Os proprietários de micro e pequenas empresas do Nordeste estão otimistas quanto aos rumos da economia do país e também dos negócios para os próximos meses.  De acordo com a Sondagem Conjuntural, a primeira de 2019 feita pelo Sebrae, 66,9% dos empresários do Nordeste acreditam que o faturamento da empresa vai aumentar nos próximos 12 meses. A pesquisa ouviu, entre fevereiro e março, quase 3 mil empreendedores de pequeno porte, sendo 574 somente no Nordeste brasileiro, para compor o Índice de Confiança dos Pequenos Negócios do país.

O levantamento revela que 22,8% desses empresários da região estimam que as receitas totais da empresa não deverá ter alterações daqui para frente. Já 7,3% acham que o faturamento deverá cair nos próximos meses e 3,1% não sabem o que pode acontecer. Mesmo com a maioria do empresariado nordestino estando otimista em relação ao aumento das receitas, o percentual é o menor entre todas as outras regiões, cujo topo do ranking ficou com os empreendedores da região Norte, onde o 93,1% acreditam que vão faturar mais.

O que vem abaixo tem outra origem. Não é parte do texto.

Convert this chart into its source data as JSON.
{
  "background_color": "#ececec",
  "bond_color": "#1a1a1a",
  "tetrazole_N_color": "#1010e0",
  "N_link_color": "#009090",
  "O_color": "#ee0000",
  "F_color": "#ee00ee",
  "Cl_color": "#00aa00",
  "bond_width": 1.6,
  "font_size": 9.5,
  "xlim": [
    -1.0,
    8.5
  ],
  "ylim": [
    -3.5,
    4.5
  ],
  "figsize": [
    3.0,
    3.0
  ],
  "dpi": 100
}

O estudo feito pelo Sebrae Nacional também verificou a percepção dos empresários nordestinos acerca de um item que influencia diretamente na economia: a possibilidade de novas contratações e demissões. Segundo a Sondagem Conjuntural, 26,7% dos empresários nordestinos acham que vão contratar funcionários nos próximos meses. Outros 25,8% não pretendem nem contratar nem demitir e outros 23,9% já pensam que vão demitir. De acordo com a pesquisa do Sebrae, 5,1% pretendem substituir funcionários. 17,4% não possuem funcionários e 1,1% não sabem.

Economia nacional

O estudo do Sebrae também avaliou a expectativa dos empresários quanto ao futuro da economia brasileira. 58,9% dos empresários do Nordeste acreditam que a economia do Brasil vai melhorar nos próximos 12 meses. Outros 21% acham que o cenário deve permanecer como está e 17,4% estima que vai piorar. 2,7% não sabe informar. Daqueles que estão otimistas, os mais confiantes são os empresários nordestinos do setor de serviço (62,6%). No comércio, a confiança é de 60,7%, na indústria 59,7% e na construção civil 48,9%.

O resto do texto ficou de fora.